Now, let's move on to the second letter. The probability that it is not placed in the correct envelope depends on two cases: either the first letter was placed in the correct envelope, or it was not.
Case 1: The first letter was placed in the correct envelope. In this case, the second letter has 4 envelopes remaining, and there is only 1 correct envelope for it. So the probability of the second letter not being placed in the correct envelope is $\frac {1}{4}$.
Case 2: The first letter was not placed in the correct envelope. In this case, the second letter has 4 envelopes remaining, but none of them is the correct envelope for it. So the probability of the second letter not being placed in the correct envelope is $\frac {4}{4}$ = 1.
Since these two cases are mutually exclusive (they cannot happen at the same time), we can add their probabilities:
Probability of the second letter not being placed correctly = $\frac {1}{5}$ x $\frac {1}{4}$ + $\frac {4}{5}$ x (1) = $\frac {1}{20}$ + $\frac {4}{5}$ = $\frac {9}{20}$.
We can continue this process for the remaining letters:
Probability of the third letter not being placed correctly = $\frac {1}{5}$ x $\frac {1}{3}$ + $\frac {4}{5}$ x $\frac {9}{20}$ = $\frac {1}{15}$ + $\frac {36}{100}$ = $\frac {21}{100}$.
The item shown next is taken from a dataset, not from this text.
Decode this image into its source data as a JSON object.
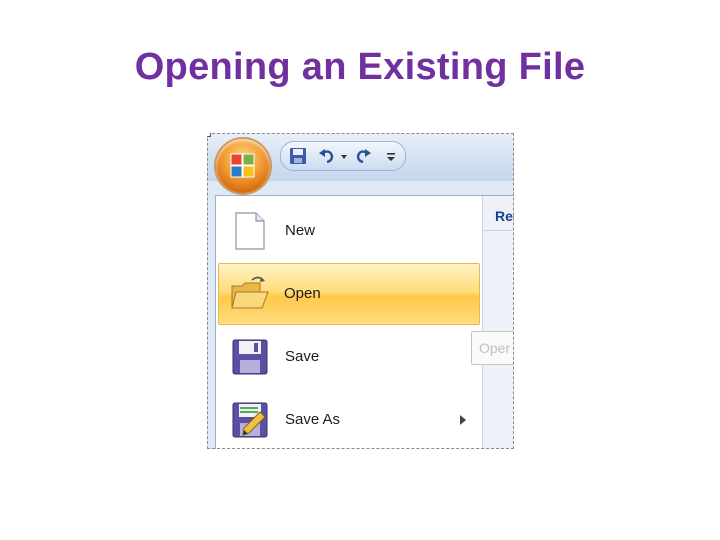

Probability of the fourth letter not being placed correctly = $\frac {1}{5}$ x $\frac {1}{2}$ + $\frac {4}{5}$ x $\frac {21}{100}$ = $\frac {1}{10}$ + $\frac {84}{100}$ = $\frac {19}{50}$
Probability of the fifth letter not being placed correctly = $\frac {1}{5}$ x $\frac {1}{1}$ + $\frac {4}{5}$ x $\frac {19}{50}$ = $\frac {1}{5}$ + $\frac {1}{5}$ = $\frac {11}{25}$.
Now, we multiply these probabilities together to find the probability that all the letters are not dispatched in the respective right envelopes:
Probability = $\frac {4}{5}$ x $\frac {9}{20}$ x $\frac {21}{100}$ x $\frac {19}{50}$ x $\frac {11}{25}$ = $\frac {119}{120}$.
Therefore, the correct answer is option (B) $\frac {119}{120}$.